Riusciremo a salvare questo impegno a beneficio dei nostri simili nell'era post-Corona? Possiamo creare di nuovo l'intimità come la immagina Diana Kinnert - nel senso di permettere la vicinanza, essere connessi, impegnarsi con gli altri, scambiarsi calore umano? L'uomo moderno, che nell'immaginario di Kinnert si è "disumanizzato", può tornare ad essere umano? Possiamo far rivivere un senso di comunità?

"Richiede la rivalutazione di una visione del mondo", è convinta Diana Kinnert. Vuole che si faccia ricerca sull'argomento e che si svolga un vero e proprio dibattito. Secondo l'autrice, il concetto di salute deve essere completamente riformato e deve nascere un'era della salute mentale. La resistenza a tali sforzi da parte di coloro che traggono profitto dall'attuale stato di cose deve essere spezzata. "Sono necessari nuovi modelli di partecipazione economica", chiede il democristiano. E ancora: "Un ritorno all'economia sociale di mercato, un ordine economico inserito in un sistema di valori sociali di responsabilità e impegno". In questo contesto, anche le organizzazioni dei lavoratori dovrebbero svolgere un ruolo importante come rappresentanti degli interessi della parte operaia.

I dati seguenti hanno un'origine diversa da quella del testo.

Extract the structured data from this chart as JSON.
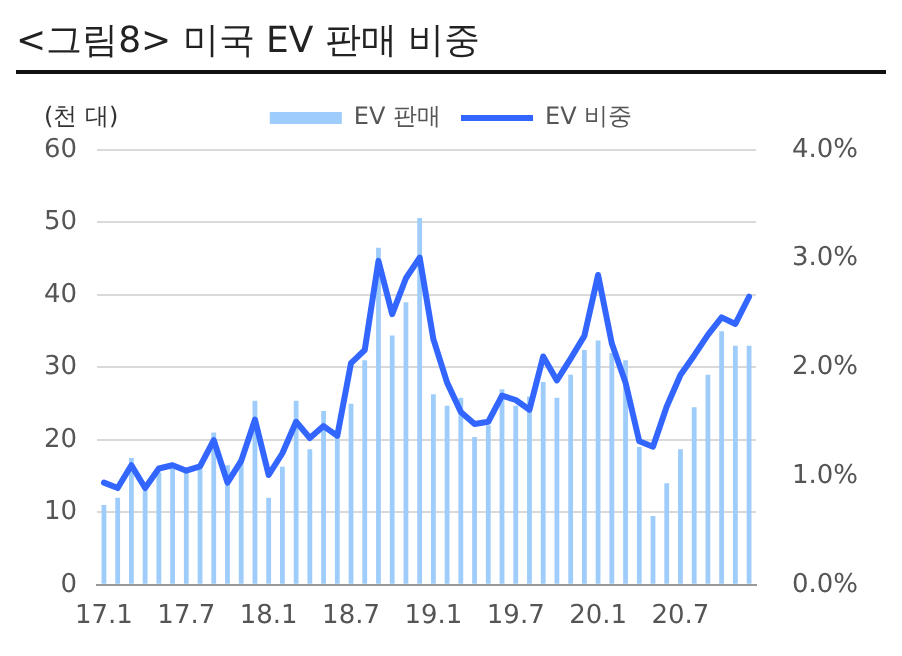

Non si tratta di soluzioni facili e Diana Kinnert non offre nel suo libro alcun rimedio brevettato per ottenerle. Ma è chiaro che siamo noi stessi a doverci attivare, perché la società è tutti noi. Non serve una rivoluzione, ma piccoli e grandi contributi da parte di tutti: possiamo difendere i valori che ci stanno a cuore - come la fiducia, l'onestà, la lealtà, la sostenibilità, la solidarietà.... Possiamo assumerci la responsabilità, possiamo eliminare la solitudine e prenderci del tempo per entrare in contatto con le persone, per prenderci cura degli altri. Possiamo resistere agli sviluppi e alle manipolazioni dei social media che ci allontanano gli uni dagli altri, ci isolano, ci trasformano in bruti egoisti. Infine, in un Paese democratico come la Svizzera, possiamo anche decidere quale politica vogliamo.

In poche parole: dobbiamo tornare a sviluppare un senso di comunità. Allora, insieme all'impegno della politica e delle istituzioni sociali, potremo riuscire a creare unione anziché solitudine.